E sentenciou uma versão que se revelaria também esta tarde: uma “fiabilidade baixa nos momentos chave”. As bolas que almejavam beijar as linhas preferiam os beijos de Novak, que às vezes parece nem forçar muito, preferindo aguentar a bola jogável até que os outros se precipitem ou falhem dolorosamente. O sérvio oferece pouco aos outros. É um leão da competitividade. Mentalidade de aço. Por isso, aquele tal break foi o suficiente para fechar o segundo set com um 6-4.

O nível de Sinner melhorou substancialmente no terceiro set. Viram-se bolas mais longas, algumas coragens renovadas. Finalmente, Djokovic revelou alguns problemas. Na entrevista pós-partida, depois da 34.ª vitória consecutiva em Wimbledon, o sérvio admitiu isso mesmo, que Sinner o pressionou bastante e que só alguns erros do italiano lhe permitiram ir para tiebreak, onde acabaria por fechar o encontro.
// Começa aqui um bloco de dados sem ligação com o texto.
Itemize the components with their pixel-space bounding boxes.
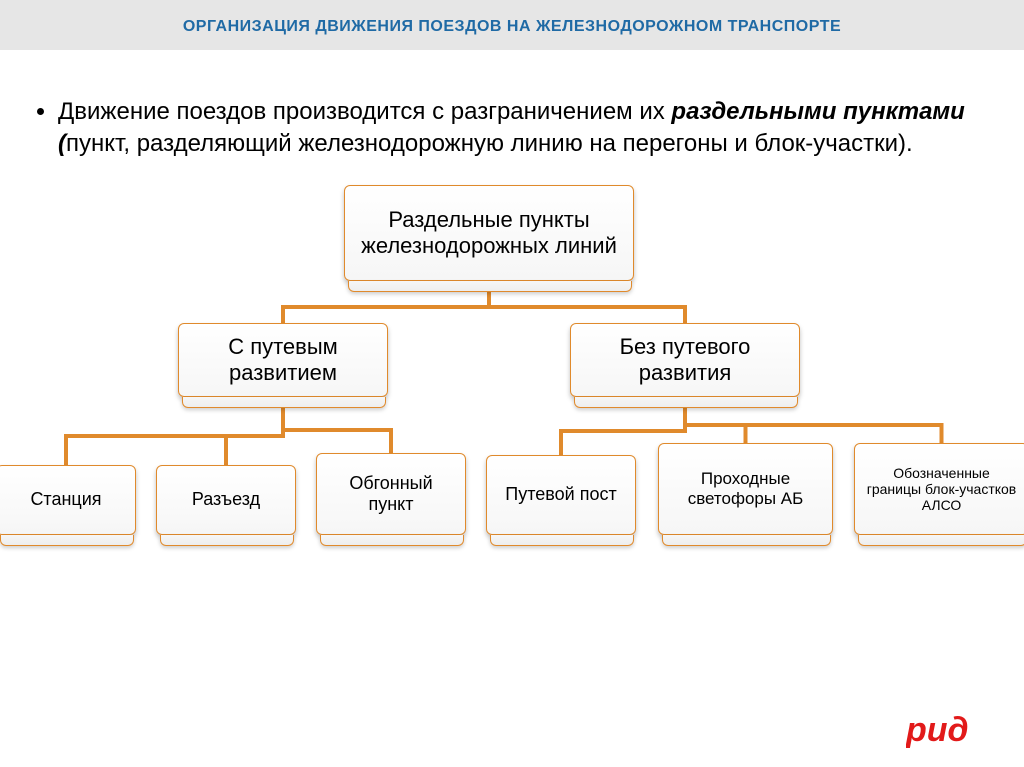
edge — [489, 291, 685, 323]
node-l2: Разъезд — [156, 465, 296, 535]
para-tail: пункт, разделяющий железнодорожную линию… — [66, 130, 913, 157]
node-label: Раздельные пункты железнодорожных линий — [355, 207, 623, 259]
node-left: С путевым развитием — [178, 323, 388, 397]
rzd-logo: pид — [906, 707, 996, 749]
edge — [283, 291, 489, 323]
logo-text: pид — [906, 711, 969, 749]
node-r3: Обозначенные границы блок-участков АЛСО — [854, 443, 1024, 535]
node-right: Без путевого развития — [570, 323, 800, 397]
edge — [685, 407, 942, 443]
edge — [66, 407, 283, 465]
para-lead: Движение поездов производится с разграни… — [58, 98, 671, 125]
node-label: Разъезд — [167, 489, 285, 510]
node-label: Путевой пост — [497, 484, 625, 505]
node-label: Без путевого развития — [581, 334, 789, 386]
node-stub — [574, 397, 798, 408]
node-label: С путевым развитием — [189, 334, 377, 386]
node-stub — [662, 535, 831, 546]
node-stub — [0, 535, 134, 546]
edge — [685, 407, 746, 443]
org-chart: Раздельные пункты железнодорожных линий С… — [0, 185, 1024, 615]
node-l3: Обгонный пункт — [316, 453, 466, 535]
title-bar: ОРГАНИЗАЦИЯ ДВИЖЕНИЯ ПОЕЗДОВ НА ЖЕЛЕЗНОД… — [0, 0, 1024, 50]
node-label: Обозначенные границы блок-участков АЛСО — [865, 465, 1018, 513]
node-stub — [182, 397, 386, 408]
node-r2: Проходные светофоры АБ — [658, 443, 833, 535]
node-r1: Путевой пост — [486, 455, 636, 535]
node-root: Раздельные пункты железнодорожных линий — [344, 185, 634, 281]
node-label: Обгонный пункт — [327, 473, 455, 515]
edge — [226, 407, 283, 465]
node-stub — [858, 535, 1024, 546]
node-label: Станция — [7, 489, 125, 510]
intro-paragraph: Движение поездов производится с разграни… — [0, 74, 1024, 161]
node-stub — [348, 281, 632, 292]
node-stub — [320, 535, 464, 546]
node-stub — [490, 535, 634, 546]
edge — [283, 407, 391, 453]
node-label: Проходные светофоры АБ — [669, 469, 822, 509]
node-l1: Станция — [0, 465, 136, 535]
page-title: ОРГАНИЗАЦИЯ ДВИЖЕНИЯ ПОЕЗДОВ НА ЖЕЛЕЗНОД… — [183, 18, 841, 35]
node-stub — [160, 535, 294, 546]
Antes, com dois match points para o italiano, alguém berrou da bancada e isso incomodou Djokovic, que parou, aplaudiu ironicamente, talvez deixando mais desconfortável o adversário. Sinner pecou e voltou a pecar. E Novak, com um 7-4 no tiebreak, confirmou a nona presença na final do torneio londrino, onde ganhou em 2011, 2014, 2015, 2018, 2019, 2021 e 2022. Demonstrou mais uma vez a fortaleza mental em que se refugia, salvando todos os pontos de break que Sinner teve contra ele (6).
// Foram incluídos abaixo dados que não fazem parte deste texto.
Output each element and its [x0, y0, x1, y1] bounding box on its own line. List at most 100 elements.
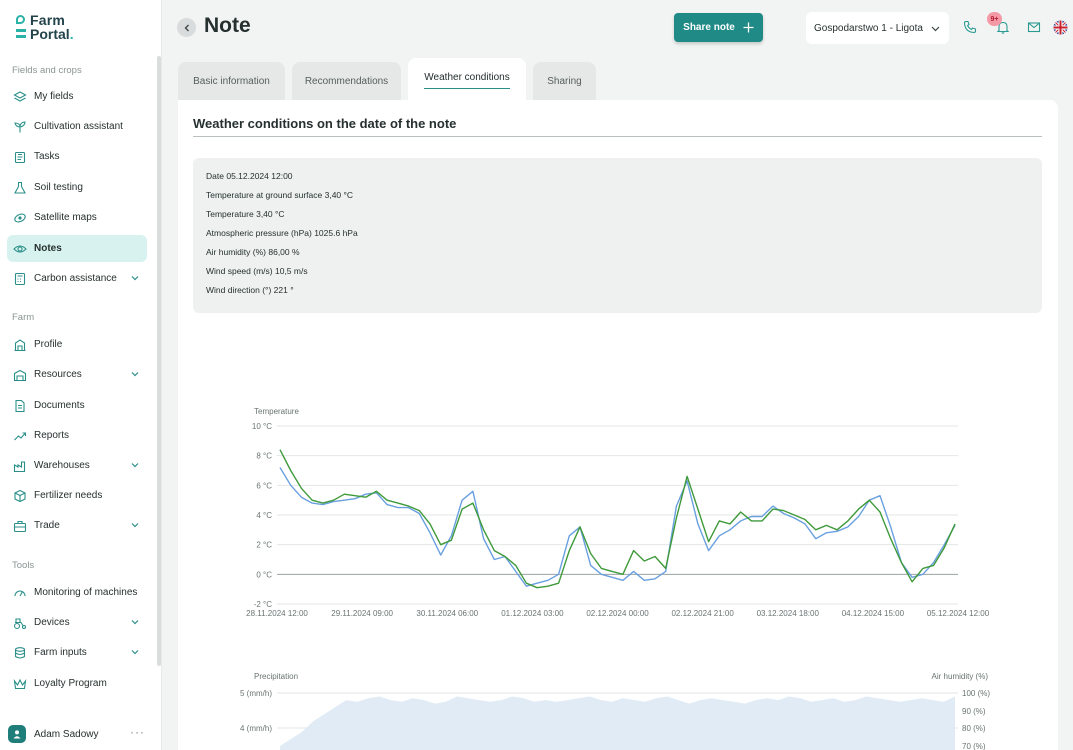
chevron-down-icon[interactable]	[130, 273, 140, 283]
sidebar-item-resources[interactable]: Resources	[7, 361, 147, 388]
chart-y-axis-label: Temperature	[254, 407, 299, 416]
weather-panel: Weather conditions on the date of the no…	[178, 100, 1058, 750]
temperature-ground-line	[279, 449, 956, 589]
temperature-air-line	[279, 467, 956, 587]
y-tick-label: 6 °C	[256, 481, 272, 490]
share-note-button[interactable]: Share note	[674, 13, 763, 42]
sidebar-item-label: Trade	[34, 520, 60, 531]
tab-sharing[interactable]: Sharing	[533, 62, 596, 100]
weather-row: Temperature 3,40 °C	[206, 209, 285, 219]
weather-row-value: 3,40 °C	[324, 190, 354, 200]
sidebar-item-soil-testing[interactable]: Soil testing	[7, 174, 147, 201]
sidebar-item-trade[interactable]: Trade	[7, 512, 147, 539]
sidebar-item-profile[interactable]: Profile	[7, 331, 147, 358]
sidebar-item-label: Satellite maps	[34, 212, 97, 223]
sidebar-item-label: Devices	[34, 617, 70, 628]
satellite-icon	[13, 211, 27, 225]
sidebar-item-label: Fertilizer needs	[34, 490, 103, 501]
phone-icon[interactable]	[962, 19, 978, 35]
y-tick-label: 8 °C	[256, 452, 272, 461]
y-tick-label: -2 °C	[254, 600, 273, 609]
chevron-down-icon[interactable]	[130, 647, 140, 657]
logo-dot: .	[69, 26, 74, 42]
mail-icon[interactable]	[1026, 19, 1042, 35]
sidebar-item-carbon-assistance[interactable]: Carbon assistance	[7, 265, 147, 292]
crown-icon	[13, 677, 27, 691]
humidity-tick-label: 100 (%)	[962, 689, 990, 698]
logo-text-line2: Portal.	[30, 26, 74, 42]
sidebar-item-label: My fields	[34, 91, 74, 102]
y-tick-label: 0 °C	[256, 570, 272, 579]
tractor-icon	[13, 616, 27, 630]
humidity-tick-label: 70 (%)	[962, 742, 986, 750]
sidebar-item-satellite-maps[interactable]: Satellite maps	[7, 204, 147, 231]
tab-weather-conditions[interactable]: Weather conditions	[408, 58, 526, 102]
sidebar-item-label: Cultivation assistant	[34, 121, 123, 132]
sidebar-item-my-fields[interactable]: My fields	[7, 83, 147, 110]
user-name: Adam Sadowy	[34, 728, 99, 740]
back-button[interactable]	[177, 18, 196, 37]
sidebar-item-loyalty-program[interactable]: Loyalty Program	[7, 670, 147, 697]
clipboard-icon	[13, 150, 27, 164]
sidebar-item-warehouses[interactable]: Warehouses	[7, 452, 147, 479]
calculator-icon	[13, 272, 27, 286]
farm-select-value: Gospodarstwo 1 - Ligota	[814, 22, 923, 34]
sidebar-item-reports[interactable]: Reports	[7, 422, 147, 449]
chevron-down-icon[interactable]	[130, 369, 140, 379]
weather-summary-box: Date 05.12.2024 12:00 Temperature at gro…	[193, 158, 1042, 313]
x-tick-label: 02.12.2024 21:00	[671, 609, 734, 618]
humidity-area	[280, 696, 955, 750]
weather-row-label: Wind speed (m/s)	[206, 266, 273, 276]
notification-badge: 9+	[987, 12, 1002, 26]
sidebar: Farm Portal. Fields and crops Farm Tools…	[0, 0, 162, 750]
sidebar-item-label: Farm inputs	[34, 647, 87, 658]
bell-icon[interactable]	[995, 19, 1011, 35]
humidity-axis-label: Air humidity (%)	[932, 672, 989, 681]
x-tick-label: 29.11.2024 09:00	[331, 609, 393, 618]
eye-icon	[13, 242, 27, 256]
logo-pin-icon	[16, 15, 25, 24]
logo-bar	[16, 35, 26, 38]
tab-recommendations[interactable]: Recommendations	[292, 62, 401, 100]
sidebar-item-documents[interactable]: Documents	[7, 392, 147, 419]
weather-row-value: 3,40 °C	[256, 209, 285, 219]
sidebar-scrollbar[interactable]	[157, 56, 161, 666]
sidebar-item-monitoring-of-machines[interactable]: Monitoring of machines	[7, 579, 147, 606]
sidebar-item-label: Profile	[34, 339, 63, 350]
weather-row-value: 05.12.2024 12:00	[226, 171, 293, 181]
humidity-tick-label: 90 (%)	[962, 707, 986, 716]
sidebar-item-cultivation-assistant[interactable]: Cultivation assistant	[7, 113, 147, 140]
chevron-down-icon[interactable]	[130, 460, 140, 470]
chevron-down-icon[interactable]	[130, 617, 140, 627]
gauge-icon	[13, 586, 27, 600]
database-icon	[13, 646, 27, 660]
x-tick-label: 05.12.2024 12:00	[927, 609, 990, 618]
farm-select[interactable]: Gospodarstwo 1 - Ligota	[806, 12, 949, 44]
sidebar-item-notes[interactable]: Notes	[7, 235, 147, 262]
tab-label: Basic information	[193, 75, 270, 87]
weather-row-label: Temperature at ground surface	[206, 190, 323, 200]
cube-icon	[13, 489, 27, 503]
tab-label: Recommendations	[304, 75, 389, 87]
chevron-down-icon[interactable]	[130, 520, 140, 530]
weather-row-value: 221 °	[273, 285, 294, 295]
sidebar-item-label: Warehouses	[34, 460, 90, 471]
layers-icon	[13, 90, 27, 104]
sidebar-item-tasks[interactable]: Tasks	[7, 143, 147, 170]
tab-basic-information[interactable]: Basic information	[178, 62, 285, 100]
sidebar-item-label: Soil testing	[34, 182, 83, 193]
user-profile[interactable]: Adam Sadowy ···	[8, 722, 153, 746]
precipitation-tick-label: 5 (mm/h)	[240, 689, 272, 698]
sidebar-item-farm-inputs[interactable]: Farm inputs	[7, 639, 147, 666]
sidebar-item-devices[interactable]: Devices	[7, 609, 147, 636]
humidity-tick-label: 80 (%)	[962, 724, 986, 733]
page-title: Note	[204, 14, 251, 37]
sidebar-item-label: Notes	[34, 243, 62, 254]
farm-portal-logo[interactable]: Farm Portal.	[14, 12, 94, 42]
uk-flag-icon[interactable]	[1052, 19, 1068, 35]
building-icon	[13, 338, 27, 352]
sidebar-item-fertilizer-needs[interactable]: Fertilizer needs	[7, 482, 147, 509]
weather-row: Date 05.12.2024 12:00	[206, 171, 293, 181]
more-options-icon[interactable]: ···	[130, 725, 145, 739]
weather-row-value: 1025.6 hPa	[314, 228, 358, 238]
“O marcador não mostra a realidade do que aconteceu no court, foi muito renhido”, explicou no final o número 2 do mundo. “[O Jannik] provou que é um dos líderes da próxima geração e um dos melhores jogadores do mundo, sem dúvida”, afirmou, antes de a seguir assumir o gosto por ainda fazer parte desta nova geração, arrancando risos aos espectadores. Afinal, a idade não conta, garante. “Sinto que os 36 anos são os novos 26, sabe bem”, confessou. A data no passaporte não tem nada a dizer contra as certeiras pancadas na bola amarela. “Sinto muita motivação e muita inspiração para jogar o ténis que adoro. Tento ser honesto, retribuíndo o favor a este desporto, jogando o máximo que possa.”
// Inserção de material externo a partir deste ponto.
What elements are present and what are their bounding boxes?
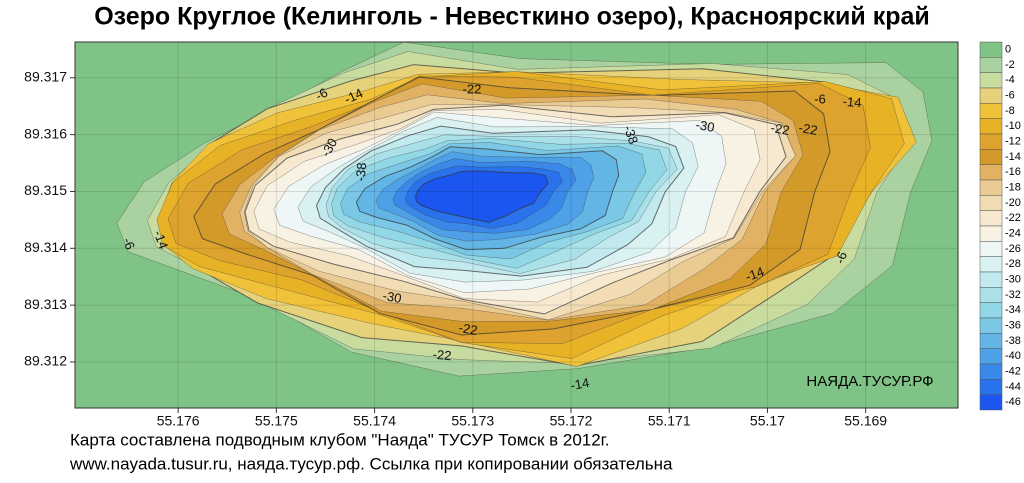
- colorbar-label: -18: [1005, 182, 1021, 194]
- contour-label: -14: [342, 85, 365, 107]
- footer-line: www.nayada.tusur.ru, наяда.тусур.рф. Ссы…: [69, 454, 673, 473]
- colorbar-label: -30: [1005, 274, 1021, 286]
- colorbar-label: -12: [1005, 136, 1021, 148]
- colorbar-cell: [979, 149, 1003, 165]
- colorbar-cell: [979, 302, 1003, 319]
- contour-label: -6: [120, 236, 138, 252]
- contour-label: -38: [353, 162, 370, 182]
- x-tick-label: 55.175: [255, 413, 298, 429]
- contour-label: -22: [432, 347, 452, 364]
- colorbar-cell: [979, 271, 1003, 288]
- colorbar-label: -42: [1005, 366, 1021, 378]
- colorbar-cell: [979, 118, 1003, 135]
- contour-label: -30: [695, 117, 716, 135]
- contour-label: -14: [842, 94, 862, 111]
- colorbar-cell: [979, 133, 1003, 150]
- colorbar-label: -24: [1005, 228, 1021, 240]
- contour-label: -6: [832, 250, 850, 266]
- colorbar-label: -4: [1005, 74, 1015, 86]
- colorbar-label: -32: [1005, 289, 1021, 301]
- colorbar-cell: [979, 72, 1003, 89]
- title: Озеро Круглое (Келинголь - Невесткино оз…: [94, 3, 930, 31]
- y-tick-label: 89.317: [24, 69, 67, 85]
- x-tick-label: 55.169: [844, 413, 887, 429]
- colorbar-label: -26: [1005, 243, 1021, 255]
- colorbar-label: -34: [1005, 304, 1021, 316]
- contour-label: -14: [151, 228, 172, 251]
- colorbar-label: -44: [1005, 381, 1021, 393]
- y-tick-label: 89.312: [24, 353, 67, 369]
- contour-label: -14: [569, 375, 590, 393]
- x-tick-label: 55.176: [157, 413, 200, 429]
- y-tick-label: 89.316: [24, 125, 67, 141]
- colorbar-label: -40: [1005, 350, 1021, 362]
- colorbar-label: -36: [1005, 320, 1021, 332]
- colorbar-cell: [979, 179, 1003, 196]
- y-tick-label: 89.313: [24, 296, 67, 312]
- colorbar-label: -20: [1005, 197, 1021, 209]
- y-tick-label: 89.315: [24, 182, 67, 198]
- x-tick-label: 55.174: [353, 413, 396, 429]
- colorbar-cell: [979, 363, 1003, 380]
- colorbar-label: -28: [1005, 258, 1021, 270]
- contour-label: -38: [621, 123, 642, 146]
- colorbar-label: -46: [1005, 396, 1021, 408]
- colorbar-cell: [979, 195, 1003, 211]
- contour-label: -22: [798, 120, 819, 138]
- colorbar-label: -8: [1005, 105, 1015, 117]
- map-area: [75, 41, 958, 408]
- contour-label: -22: [458, 320, 479, 338]
- x-tick-label: 55.172: [550, 413, 593, 429]
- colorbar-label: -22: [1005, 212, 1021, 224]
- colorbar-label: -10: [1005, 120, 1021, 132]
- contour-label: -14: [743, 264, 766, 285]
- colorbar-cell: [979, 87, 1003, 104]
- colorbar-cell: [979, 210, 1003, 227]
- colorbar-cell: [979, 241, 1003, 257]
- watermark: НАЯДА.ТУСУР.РФ: [806, 373, 933, 390]
- colorbar-cell: [979, 394, 1003, 411]
- colorbar-label: -38: [1005, 335, 1021, 347]
- colorbar-cell: [979, 256, 1003, 273]
- contour-label: -22: [463, 81, 482, 96]
- colorbar-label: -14: [1005, 151, 1021, 163]
- colorbar-cell: [979, 41, 1003, 58]
- colorbar-label: -6: [1005, 90, 1015, 102]
- colorbar-cell: [979, 287, 1003, 303]
- colorbar-cell: [979, 348, 1003, 365]
- x-tick-label: 55.17: [750, 413, 785, 429]
- footer-line: Карта составлена подводным клубом "Наяда…: [70, 430, 610, 449]
- colorbar-label: -16: [1005, 166, 1021, 178]
- contour-label: -30: [382, 288, 403, 306]
- colorbar-cell: [979, 57, 1003, 73]
- depth-band: [414, 170, 549, 223]
- x-tick-label: 55.173: [451, 413, 494, 429]
- map-frame: [74, 41, 959, 409]
- y-tick-label: 89.314: [24, 239, 67, 255]
- colorbar-label: 0: [1005, 44, 1011, 56]
- colorbar-label: -2: [1005, 59, 1015, 71]
- colorbar-cell: [979, 225, 1003, 242]
- colorbar-cell: [979, 103, 1003, 119]
- x-tick-label: 55.171: [648, 413, 691, 429]
- contour-label: -22: [770, 120, 791, 138]
- colorbar-cell: [979, 164, 1003, 181]
- colorbar-cell: [979, 379, 1003, 395]
- colorbar-cell: [979, 317, 1003, 334]
- contour-label: -6: [814, 91, 826, 106]
- colorbar-cell: [979, 333, 1003, 349]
Na final, que lhe pode garantir o triunfo no 24.º torneio do Grand Slam, o tenista sérvio terá pela frente Carlos Alcaraz ou Daniil Medvedev, um jogo que vai observar deitadinho na mesa de massagens. São já 35 finais de majors para o sérvio, um recorde. Citando o filósofo Popovici, nada é simples. Mesmo que, depois de tanto, pareça.